Kyle Field lives and works in San Francisco, California. His work has been exhibited in numerous venues, including Atelier Cardenas Bellanger (Paris, France), Le Confort Moderne (Poitiers, France), The Palais des Beaux-Arts BOZAR, (Brussels, Belgium), Musée Janisch (Switzerland) Cinders Gallery (Brooklyn, NY) and New Image Art (Los Angeles, CA). He has been featured in Artnet, Artinfo.com, New American Paintings and Le Monde. He also performs as a musician under the name Little Wings. He received his BFA from UCLA in 1997.
Melissa Manfull: Pattern Constraints
September 18 – October 30, 2010
Taylor De Cordoba is pleased to present Pattern Constraints, a new series of drawings by Los Angeles-based artist Melissa Manfull. The exhibition will run from September 18 – October 23, 2010. The gallery will host an opening reception for the artist on Saturday, September 18 from 6pm-8pm.
Seeking inspiration from metaphysics and mysticism, Melissa Manfull creates hyper-detailed structures that straddle the worlds of reality and imagination. Working in a palette that ranges from the subdued and earthy to the mystical and otherworldly, Manfull inserts her stiff geometric shapes within pools of bleeding ink. Thus bringing to mind the idea of a building’s lost limb, detached and floating in space.
The artist’s interest in utopian societies and the ways in which architecture can reflect belief systems inspired these organic yet rigid drawings. And in some ways, the resulting structures, created by fractal patterning, reflect the artist’s personal understanding of the intricate workings of the universe and the mind. Due to the obsessive nature of her process, Manfull has often viewed the meditative act of drawing as a way to approach her fear of vast, open ended space (the unknown). By creating her minute sculptural drawings, she gives this abyss a meaning and in essence, gains control. With her amorphous ink stains, she tries to mimic this emptiness rather than flight it.

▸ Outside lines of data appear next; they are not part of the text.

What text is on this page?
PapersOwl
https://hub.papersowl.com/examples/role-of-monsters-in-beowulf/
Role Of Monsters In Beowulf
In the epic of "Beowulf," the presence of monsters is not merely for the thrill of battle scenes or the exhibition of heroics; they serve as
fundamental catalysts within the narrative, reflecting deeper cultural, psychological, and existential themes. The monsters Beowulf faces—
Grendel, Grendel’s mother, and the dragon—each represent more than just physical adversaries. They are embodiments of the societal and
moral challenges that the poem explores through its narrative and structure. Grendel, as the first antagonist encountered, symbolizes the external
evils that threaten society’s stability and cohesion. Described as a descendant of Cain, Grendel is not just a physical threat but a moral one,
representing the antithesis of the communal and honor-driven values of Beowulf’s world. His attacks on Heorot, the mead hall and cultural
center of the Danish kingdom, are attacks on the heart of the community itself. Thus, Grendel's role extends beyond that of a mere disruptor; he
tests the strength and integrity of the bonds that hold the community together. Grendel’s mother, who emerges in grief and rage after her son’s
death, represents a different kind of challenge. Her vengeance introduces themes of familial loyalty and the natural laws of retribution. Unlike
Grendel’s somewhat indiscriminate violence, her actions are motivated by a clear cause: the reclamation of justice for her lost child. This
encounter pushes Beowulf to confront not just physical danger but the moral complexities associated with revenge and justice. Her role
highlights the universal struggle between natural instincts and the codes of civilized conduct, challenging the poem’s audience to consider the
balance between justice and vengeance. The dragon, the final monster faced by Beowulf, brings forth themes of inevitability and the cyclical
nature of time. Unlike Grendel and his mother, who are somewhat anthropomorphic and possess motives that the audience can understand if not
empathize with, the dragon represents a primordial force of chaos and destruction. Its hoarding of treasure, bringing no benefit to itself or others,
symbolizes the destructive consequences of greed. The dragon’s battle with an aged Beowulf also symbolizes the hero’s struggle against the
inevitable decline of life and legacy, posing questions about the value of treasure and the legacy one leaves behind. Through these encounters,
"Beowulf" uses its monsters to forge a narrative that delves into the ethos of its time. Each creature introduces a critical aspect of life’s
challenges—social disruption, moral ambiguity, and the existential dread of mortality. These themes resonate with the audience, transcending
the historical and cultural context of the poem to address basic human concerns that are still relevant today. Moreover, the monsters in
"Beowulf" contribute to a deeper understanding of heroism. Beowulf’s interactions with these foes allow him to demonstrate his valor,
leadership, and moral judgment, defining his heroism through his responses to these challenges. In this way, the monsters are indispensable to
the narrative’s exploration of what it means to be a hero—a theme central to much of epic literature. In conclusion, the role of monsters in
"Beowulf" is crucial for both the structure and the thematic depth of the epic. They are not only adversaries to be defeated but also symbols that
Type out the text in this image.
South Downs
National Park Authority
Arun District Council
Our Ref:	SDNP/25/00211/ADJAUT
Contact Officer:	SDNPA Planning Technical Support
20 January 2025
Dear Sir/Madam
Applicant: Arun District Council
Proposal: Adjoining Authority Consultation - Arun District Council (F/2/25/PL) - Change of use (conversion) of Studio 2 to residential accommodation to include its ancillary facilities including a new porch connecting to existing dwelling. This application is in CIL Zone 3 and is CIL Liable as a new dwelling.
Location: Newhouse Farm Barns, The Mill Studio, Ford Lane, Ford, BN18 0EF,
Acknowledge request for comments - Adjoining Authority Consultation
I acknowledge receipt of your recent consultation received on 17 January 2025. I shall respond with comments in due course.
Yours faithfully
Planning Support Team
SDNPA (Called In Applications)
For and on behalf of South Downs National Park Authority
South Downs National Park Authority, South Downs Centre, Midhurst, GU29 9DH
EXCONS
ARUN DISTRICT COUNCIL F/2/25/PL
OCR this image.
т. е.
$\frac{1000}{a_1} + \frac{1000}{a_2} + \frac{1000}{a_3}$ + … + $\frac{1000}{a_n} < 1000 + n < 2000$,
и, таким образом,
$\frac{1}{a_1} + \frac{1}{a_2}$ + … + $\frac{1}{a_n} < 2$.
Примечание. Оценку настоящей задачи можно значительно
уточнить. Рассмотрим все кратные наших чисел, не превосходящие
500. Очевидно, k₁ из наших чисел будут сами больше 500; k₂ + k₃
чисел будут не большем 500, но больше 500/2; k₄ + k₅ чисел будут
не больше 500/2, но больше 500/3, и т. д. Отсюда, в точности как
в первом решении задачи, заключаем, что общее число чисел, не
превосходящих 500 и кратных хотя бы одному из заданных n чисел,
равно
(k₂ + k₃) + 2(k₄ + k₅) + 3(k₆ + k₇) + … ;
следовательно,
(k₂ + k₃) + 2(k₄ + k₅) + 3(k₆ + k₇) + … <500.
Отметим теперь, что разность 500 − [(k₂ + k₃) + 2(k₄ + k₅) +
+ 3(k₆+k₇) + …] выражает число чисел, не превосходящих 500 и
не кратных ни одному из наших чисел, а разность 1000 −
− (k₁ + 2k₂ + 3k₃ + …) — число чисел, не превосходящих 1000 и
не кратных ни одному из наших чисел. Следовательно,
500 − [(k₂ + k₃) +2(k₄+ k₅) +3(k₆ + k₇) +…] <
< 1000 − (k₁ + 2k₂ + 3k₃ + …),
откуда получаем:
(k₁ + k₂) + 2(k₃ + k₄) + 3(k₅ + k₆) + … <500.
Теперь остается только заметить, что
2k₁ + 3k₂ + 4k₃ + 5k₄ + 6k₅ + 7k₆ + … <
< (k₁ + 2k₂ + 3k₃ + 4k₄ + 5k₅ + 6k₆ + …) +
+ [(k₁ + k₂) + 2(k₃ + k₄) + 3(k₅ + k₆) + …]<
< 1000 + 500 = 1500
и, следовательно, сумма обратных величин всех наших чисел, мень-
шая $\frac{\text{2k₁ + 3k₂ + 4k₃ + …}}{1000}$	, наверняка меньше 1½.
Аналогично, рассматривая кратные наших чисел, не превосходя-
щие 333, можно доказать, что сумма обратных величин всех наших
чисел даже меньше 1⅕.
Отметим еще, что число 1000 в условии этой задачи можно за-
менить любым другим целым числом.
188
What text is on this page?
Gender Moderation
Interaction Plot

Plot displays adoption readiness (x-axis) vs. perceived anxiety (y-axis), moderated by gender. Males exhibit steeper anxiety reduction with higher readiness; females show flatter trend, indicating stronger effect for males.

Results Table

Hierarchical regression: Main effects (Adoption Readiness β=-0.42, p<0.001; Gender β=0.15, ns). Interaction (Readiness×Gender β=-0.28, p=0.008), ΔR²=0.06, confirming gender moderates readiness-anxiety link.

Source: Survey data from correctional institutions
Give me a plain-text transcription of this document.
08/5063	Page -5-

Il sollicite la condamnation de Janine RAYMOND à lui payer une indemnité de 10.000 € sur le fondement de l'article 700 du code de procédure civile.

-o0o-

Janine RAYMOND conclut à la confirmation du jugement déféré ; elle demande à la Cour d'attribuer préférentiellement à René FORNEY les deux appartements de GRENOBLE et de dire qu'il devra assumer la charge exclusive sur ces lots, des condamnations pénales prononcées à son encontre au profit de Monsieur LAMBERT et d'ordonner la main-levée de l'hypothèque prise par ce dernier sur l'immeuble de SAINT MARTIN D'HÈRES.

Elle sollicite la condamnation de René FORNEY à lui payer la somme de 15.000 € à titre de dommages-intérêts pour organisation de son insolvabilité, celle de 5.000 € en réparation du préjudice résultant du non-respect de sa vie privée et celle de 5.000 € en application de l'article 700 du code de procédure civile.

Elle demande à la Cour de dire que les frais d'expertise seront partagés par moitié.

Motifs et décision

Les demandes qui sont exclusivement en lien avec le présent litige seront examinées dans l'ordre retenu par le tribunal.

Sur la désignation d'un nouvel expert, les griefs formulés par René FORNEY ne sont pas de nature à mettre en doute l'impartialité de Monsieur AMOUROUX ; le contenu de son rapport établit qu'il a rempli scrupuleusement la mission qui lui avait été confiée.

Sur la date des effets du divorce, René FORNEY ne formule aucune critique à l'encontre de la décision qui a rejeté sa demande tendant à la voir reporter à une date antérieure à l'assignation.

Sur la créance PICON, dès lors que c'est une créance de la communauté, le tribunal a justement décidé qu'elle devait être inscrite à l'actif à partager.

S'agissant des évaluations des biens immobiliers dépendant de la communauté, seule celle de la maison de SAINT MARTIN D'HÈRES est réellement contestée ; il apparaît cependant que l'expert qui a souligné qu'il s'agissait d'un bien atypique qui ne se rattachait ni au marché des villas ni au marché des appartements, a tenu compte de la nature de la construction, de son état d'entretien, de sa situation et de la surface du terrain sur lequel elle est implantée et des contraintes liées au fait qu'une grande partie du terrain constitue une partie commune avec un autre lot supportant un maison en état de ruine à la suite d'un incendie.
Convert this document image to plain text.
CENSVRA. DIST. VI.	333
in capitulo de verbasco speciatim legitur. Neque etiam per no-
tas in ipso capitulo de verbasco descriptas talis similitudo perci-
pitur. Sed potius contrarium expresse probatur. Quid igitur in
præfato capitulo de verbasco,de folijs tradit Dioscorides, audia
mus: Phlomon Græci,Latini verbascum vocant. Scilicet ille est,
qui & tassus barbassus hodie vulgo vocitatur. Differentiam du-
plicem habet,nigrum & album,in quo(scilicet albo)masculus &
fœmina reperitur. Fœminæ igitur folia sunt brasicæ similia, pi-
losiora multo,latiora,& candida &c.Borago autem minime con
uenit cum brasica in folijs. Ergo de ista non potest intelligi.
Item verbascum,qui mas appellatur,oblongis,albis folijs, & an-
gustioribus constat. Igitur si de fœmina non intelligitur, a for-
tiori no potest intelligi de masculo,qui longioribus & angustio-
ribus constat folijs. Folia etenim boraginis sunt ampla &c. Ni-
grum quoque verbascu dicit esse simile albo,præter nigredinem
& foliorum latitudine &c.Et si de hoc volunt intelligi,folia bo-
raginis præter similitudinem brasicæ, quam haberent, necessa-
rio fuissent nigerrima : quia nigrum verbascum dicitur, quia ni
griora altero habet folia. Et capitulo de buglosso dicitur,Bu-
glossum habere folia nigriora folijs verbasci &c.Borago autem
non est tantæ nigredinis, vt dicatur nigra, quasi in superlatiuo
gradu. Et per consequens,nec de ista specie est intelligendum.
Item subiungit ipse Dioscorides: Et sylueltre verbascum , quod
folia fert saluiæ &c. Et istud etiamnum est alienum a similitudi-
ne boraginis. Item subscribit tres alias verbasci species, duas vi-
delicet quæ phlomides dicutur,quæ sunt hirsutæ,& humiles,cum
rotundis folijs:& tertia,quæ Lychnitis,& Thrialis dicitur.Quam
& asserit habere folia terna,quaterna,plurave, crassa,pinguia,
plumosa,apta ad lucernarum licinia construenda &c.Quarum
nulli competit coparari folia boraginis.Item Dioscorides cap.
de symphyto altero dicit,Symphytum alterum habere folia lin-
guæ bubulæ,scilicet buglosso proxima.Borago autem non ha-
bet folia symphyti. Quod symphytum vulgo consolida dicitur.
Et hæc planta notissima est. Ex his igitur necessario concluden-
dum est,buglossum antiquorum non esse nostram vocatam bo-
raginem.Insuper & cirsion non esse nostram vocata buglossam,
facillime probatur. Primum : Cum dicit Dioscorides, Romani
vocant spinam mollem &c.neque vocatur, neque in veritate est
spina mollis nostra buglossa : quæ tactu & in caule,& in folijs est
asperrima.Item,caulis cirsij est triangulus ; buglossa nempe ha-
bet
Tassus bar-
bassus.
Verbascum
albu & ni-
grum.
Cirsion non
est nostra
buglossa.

Her musings on space are echoed by architecture theorist, Christian Norbert-Schulz, who discusses how buildings are an intermediary between sky and earth. This idea spoke to the artist’s interest in architecture as a means to fill a void (empty space). Manfull’s drawings, in which she attempts to occupy and define the uninhabited are a mediation on these themes.
Melissa Manfull received her MFA from Concordia University Montreal in Canada and has exhibited her artwork at The Armory Center for the Arts in Pasadena, High Energy Constructs in Los Angeles, and Bourget Gallery in Montreal, among others. She lives and works in Los Angeles.